Introduction Section
This page is essentially the page of formulas and notes that you can use to study for Exam 2. You will find a printable version of this in Canvas that you can print out and bring to your proctored exams. The printable version also includes the normal table which you may need for the exam as well.
Outline of Material Covered on Exam 2 Section
Correlation measures strength of linear relationship
Linear prediction: Estimated as \(y = a + bx\), where '\(a\)' is the intercept which is the value of \(y\) when \(x=0\); '\(b\)' is the slope which is the change in \(y\) per unit increase in \(x\).
Correlation/regression issues: non-linearity; outliers; avoiding extrapolation in prediction; correlation is not causation.
Risk = proportion (or percentage) of the time an adverse outcome occurs.
Increased risk = percentage change from baseline risk to risk of exposed group.
Relative risk = (Risk for exposed group) / (risk for baseline group).
Odds of an event = (Chance of event) / (1 – chance of event).
Odds ratio = (odds of event in one group) / (odds of event in another group).
Simpson’s Paradox: An observed association between two variables can change or even reverse direction when there is another variable that interacts strongly with both variables.
Probabilities (also called "chances") are numbers between 0 and 1.
- If two events are mutually exclusive, then they have no outcomes in common and the probability that one or the other occurs is found by adding the chances.
- If two events are independent, then the chance of one thing don’t change when you know how the other turned out and the probability that both occur is found by multiplying the chances.
- If the ways one event happens are a subset of the ways for another event, then its probability can’t be higher.
- Probabilities of an event can be simulated by repeating the process many times on a computer and keeping track of the relative frequency of the times that the event happens.

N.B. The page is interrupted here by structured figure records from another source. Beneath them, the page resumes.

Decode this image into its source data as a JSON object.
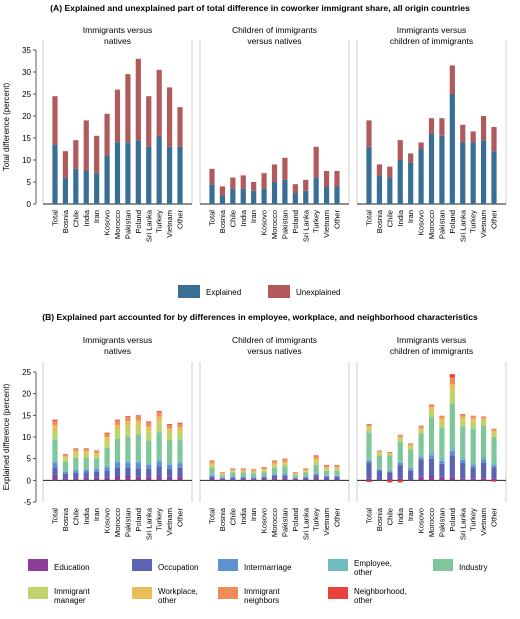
{
  "palette": {
    "explained": "#3a6f95",
    "unexplained": "#b05a5c",
    "education": "#8e3e99",
    "occupation": "#5c63b3",
    "intermarriage": "#5d92cf",
    "employee_other": "#6fbcbf",
    "industry": "#7fc79a",
    "immigrant_manager": "#bfd36a",
    "workplace_other": "#e9bd58",
    "immigrant_neighbors": "#ef8c57",
    "neighborhood_other": "#e8423b"
  },
  "chart_data": [
    {
      "type": "bar",
      "stacked": true,
      "title": "(A) Explained and unexplained part of total difference in coworker immigrant share, all origin countries",
      "ylabel": "Total difference (percent)",
      "ylim": [
        0,
        35
      ],
      "yticks": [
        0,
        5,
        10,
        15,
        20,
        25,
        30,
        35
      ],
      "grid": false,
      "legend": "bottom",
      "series_names": [
        "Explained",
        "Unexplained"
      ],
      "series_keys": [
        "explained",
        "unexplained"
      ],
      "panels": [
        {
          "title_lines": [
            "Immigrants versus",
            "natives"
          ],
          "categories": [
            "Total",
            "Bosnia",
            "Chile",
            "India",
            "Iran",
            "Kosovo",
            "Morocco",
            "Pakistan",
            "Poland",
            "Sri Lanka",
            "Turkey",
            "Vietnam",
            "Other"
          ],
          "series": [
            {
              "name": "Explained",
              "values": [
                13.5,
                6,
                8,
                7.5,
                7,
                11,
                14,
                14,
                14.5,
                13,
                15.5,
                13,
                13
              ]
            },
            {
              "name": "Unexplained",
              "values": [
                11,
                6,
                6.5,
                11.5,
                8.5,
                9.5,
                12,
                15.5,
                18.5,
                11.5,
                15,
                13.5,
                9
              ]
            }
          ]
        },
        {
          "title_lines": [
            "Children of immigrants",
            "versus natives"
          ],
          "categories": [
            "Total",
            "Bosnia",
            "Chile",
            "India",
            "Iran",
            "Kosovo",
            "Morocco",
            "Pakistan",
            "Poland",
            "Sri Lanka",
            "Turkey",
            "Vietnam",
            "Other"
          ],
          "series": [
            {
              "name": "Explained",
              "values": [
                4.5,
                2,
                3.5,
                3.5,
                3,
                3.5,
                5,
                5.5,
                2.5,
                3,
                6,
                4,
                4
              ]
            },
            {
              "name": "Unexplained",
              "values": [
                3.5,
                2,
                2.5,
                3,
                2,
                3.5,
                4,
                5,
                2,
                2.5,
                7,
                3.5,
                3.5
              ]
            }
          ]
        },
        {
          "title_lines": [
            "Immigrants versus",
            "children of immigrants"
          ],
          "categories": [
            "Total",
            "Bosnia",
            "Chile",
            "India",
            "Iran",
            "Kosovo",
            "Morocco",
            "Pakistan",
            "Poland",
            "Sri Lanka",
            "Turkey",
            "Vietnam",
            "Other"
          ],
          "series": [
            {
              "name": "Explained",
              "values": [
                13,
                6.5,
                6,
                10,
                9.5,
                12.5,
                16,
                15.5,
                25,
                14,
                14,
                14.5,
                12
              ]
            },
            {
              "name": "Unexplained",
              "values": [
                6,
                2.5,
                2.5,
                4.5,
                2,
                1.5,
                3.5,
                4,
                6.5,
                4,
                2.5,
                5.5,
                5.5
              ]
            }
          ]
        }
      ]
    },
    {
      "type": "bar",
      "stacked": true,
      "title": "(B) Explained part accounted for by differences in employee, workplace, and neighborhood characteristics",
      "ylabel": "Explained difference (percent)",
      "ylim": [
        -5,
        25
      ],
      "yticks": [
        -5,
        0,
        5,
        10,
        15,
        20,
        25
      ],
      "grid": false,
      "legend": "bottom",
      "series_names": [
        "Education",
        "Occupation",
        "Intermarriage",
        "Employee, other",
        "Industry",
        "Immigrant manager",
        "Workplace, other",
        "Immigrant neighbors",
        "Neighborhood, other"
      ],
      "series_keys": [
        "education",
        "occupation",
        "intermarriage",
        "employee_other",
        "industry",
        "immigrant_manager",
        "workplace_other",
        "immigrant_neighbors",
        "neighborhood_other"
      ],
      "panels": [
        {
          "title_lines": [
            "Immigrants versus",
            "natives"
          ],
          "categories": [
            "Total",
            "Bosnia",
            "Chile",
            "India",
            "Iran",
            "Kosovo",
            "Morocco",
            "Pakistan",
            "Poland",
            "Sri Lanka",
            "Turkey",
            "Vietnam",
            "Other"
          ],
          "series": [
            {
              "name": "Education",
              "values": [
                1,
                0.5,
                0.5,
                0.6,
                0.7,
                0.7,
                1,
                1,
                0.8,
                0.8,
                1,
                0.8,
                0.9
              ]
            },
            {
              "name": "Occupation",
              "values": [
                2,
                1,
                1.2,
                1.2,
                1.3,
                1.5,
                2,
                2,
                2,
                1.8,
                2.2,
                1.8,
                2
              ]
            },
            {
              "name": "Intermarriage",
              "values": [
                1,
                0.5,
                0.6,
                0.6,
                0.6,
                0.8,
                1,
                1,
                1.2,
                1,
                1.2,
                1,
                1
              ]
            },
            {
              "name": "Employee, other",
              "values": [
                0.5,
                0.3,
                0.4,
                0.4,
                0.4,
                0.5,
                0.6,
                0.6,
                0.6,
                0.6,
                0.7,
                0.6,
                0.6
              ]
            },
            {
              "name": "Industry",
              "values": [
                5,
                2,
                2.5,
                2.4,
                2,
                4,
                5,
                5.5,
                6,
                5,
                6,
                5,
                5
              ]
            },
            {
              "name": "Immigrant manager",
              "values": [
                2,
                0.8,
                1,
                1,
                0.9,
                1.5,
                2,
                2.2,
                2,
                2,
                2.3,
                1.8,
                1.8
              ]
            },
            {
              "name": "Workplace, other",
              "values": [
                1.2,
                0.5,
                0.6,
                0.6,
                0.5,
                1,
                1.2,
                1.3,
                1.2,
                1.2,
                1.3,
                1,
                1
              ]
            },
            {
              "name": "Immigrant neighbors",
              "values": [
                1,
                0.4,
                0.5,
                0.5,
                0.4,
                0.8,
                1,
                1,
                1,
                1,
                1.1,
                0.8,
                0.8
              ]
            },
            {
              "name": "Neighborhood, other",
              "values": [
                0.3,
                0.1,
                0.1,
                0.1,
                0.1,
                0.2,
                0.2,
                0.2,
                0.2,
                0.2,
                0.2,
                0.2,
                0.2
              ]
            }
          ]
        },
        {
          "title_lines": [
            "Children of immigrants",
            "versus natives"
          ],
          "categories": [
            "Total",
            "Bosnia",
            "Chile",
            "India",
            "Iran",
            "Kosovo",
            "Morocco",
            "Pakistan",
            "Poland",
            "Sri Lanka",
            "Turkey",
            "Vietnam",
            "Other"
          ],
          "series": [
            {
              "name": "Education",
              "values": [
                0.3,
                0.2,
                0.2,
                0.2,
                0.2,
                0.3,
                0.4,
                0.4,
                0.2,
                0.2,
                0.4,
                0.3,
                0.3
              ]
            },
            {
              "name": "Occupation",
              "values": [
                0.5,
                0.3,
                0.4,
                0.4,
                0.3,
                0.4,
                0.6,
                0.7,
                0.3,
                0.4,
                0.8,
                0.5,
                0.5
              ]
            },
            {
              "name": "Intermarriage",
              "values": [
                0.3,
                0.1,
                0.2,
                0.2,
                0.2,
                0.2,
                0.3,
                0.3,
                0.1,
                0.2,
                0.3,
                0.2,
                0.2
              ]
            },
            {
              "name": "Employee, other",
              "values": [
                0.3,
                0.1,
                0.2,
                0.2,
                0.2,
                0.2,
                0.3,
                0.3,
                0.1,
                0.2,
                0.3,
                0.2,
                0.2
              ]
            },
            {
              "name": "Industry",
              "values": [
                1.5,
                0.5,
                0.8,
                0.8,
                0.7,
                0.8,
                1.3,
                1.5,
                0.5,
                0.8,
                1.8,
                1,
                1
              ]
            },
            {
              "name": "Immigrant manager",
              "values": [
                0.6,
                0.2,
                0.3,
                0.3,
                0.3,
                0.4,
                0.6,
                0.6,
                0.2,
                0.3,
                0.8,
                0.5,
                0.5
              ]
            },
            {
              "name": "Workplace, other",
              "values": [
                0.5,
                0.2,
                0.3,
                0.3,
                0.3,
                0.3,
                0.5,
                0.5,
                0.2,
                0.3,
                0.6,
                0.4,
                0.4
              ]
            },
            {
              "name": "Immigrant neighbors",
              "values": [
                0.5,
                0.2,
                0.3,
                0.3,
                0.3,
                0.4,
                0.5,
                0.6,
                0.2,
                0.3,
                0.7,
                0.4,
                0.4
              ]
            },
            {
              "name": "Neighborhood, other",
              "values": [
                0.1,
                0.05,
                0.05,
                0.05,
                0.05,
                0.05,
                0.1,
                0.1,
                0.05,
                0.05,
                0.1,
                0.05,
                0.05
              ]
            }
          ]
        },
        {
          "title_lines": [
            "Immigrants versus",
            "children of immigrants"
          ],
          "categories": [
            "Total",
            "Bosnia",
            "Chile",
            "India",
            "Iran",
            "Kosovo",
            "Morocco",
            "Pakistan",
            "Poland",
            "Sri Lanka",
            "Turkey",
            "Vietnam",
            "Other"
          ],
          "negatives": [
            -0.4,
            0,
            -0.5,
            -0.5,
            0,
            0,
            0,
            0,
            0,
            0,
            0,
            0,
            -0.3
          ],
          "series": [
            {
              "name": "Education",
              "values": [
                0.5,
                0.2,
                0.3,
                0.5,
                0.2,
                0.8,
                1,
                0.8,
                0.8,
                0.5,
                0.5,
                0.5,
                0.5
              ]
            },
            {
              "name": "Occupation",
              "values": [
                3.5,
                2,
                1.5,
                3,
                2,
                4,
                4,
                3,
                5,
                3.5,
                2.5,
                3.5,
                2.5
              ]
            },
            {
              "name": "Intermarriage",
              "values": [
                0.5,
                0.3,
                0.3,
                0.5,
                0.5,
                0.5,
                0.8,
                0.7,
                1,
                0.7,
                0.5,
                0.8,
                0.5
              ]
            },
            {
              "name": "Employee, other",
              "values": [
                0.5,
                0.2,
                0.2,
                0.4,
                0.4,
                0.5,
                0.8,
                0.7,
                0.9,
                0.7,
                0.5,
                0.8,
                0.5
              ]
            },
            {
              "name": "Industry",
              "values": [
                6,
                3,
                3.5,
                4.5,
                4,
                5,
                8,
                7,
                10,
                7,
                8,
                7,
                6
              ]
            },
            {
              "name": "Immigrant manager",
              "values": [
                1,
                0.6,
                0.3,
                0.8,
                0.6,
                0.8,
                1.5,
                1.3,
                3,
                1.5,
                1.5,
                1.2,
                1
              ]
            },
            {
              "name": "Workplace, other",
              "values": [
                0.5,
                0.3,
                0.2,
                0.4,
                0.4,
                0.5,
                0.8,
                0.8,
                1.5,
                0.8,
                0.8,
                0.5,
                0.5
              ]
            },
            {
              "name": "Immigrant neighbors",
              "values": [
                0.4,
                0.2,
                0.2,
                0.3,
                0.3,
                0.4,
                0.5,
                0.5,
                1.5,
                0.5,
                0.5,
                0.3,
                0.3
              ]
            },
            {
              "name": "Neighborhood, other",
              "values": [
                0.1,
                0.05,
                0.05,
                0.1,
                0.1,
                0.1,
                0.1,
                0.1,
                0.8,
                0.1,
                0.1,
                0.1,
                0.1
              ]
            }
          ]
        }
      ]
    }
  ]
}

Expectation (long run average) = sum of values × probabilities.
Law of Large Numbers: Averages or proportions are likely to be more stable when there are more trials while sums or counts are likely to be more variable. This does not happen by compensation for a bad run of luck since independent trials have no memory.
Sampling distribution of a summary statistic = the distribution of values you would get if you repeat the basic process over-and-over again.
Normal Approximation: the sampling distribution of averages or proportions from a large number of independent trials will approximately follow the normal curve.
The standard deviation of a sample proportion is \(\sqrt{p(1 − p)/n}\).
The standard deviation of a sample mean is \(\frac{(\text{population standard deviation})}{\sqrt{n}}= \frac{\sigma}{n}\).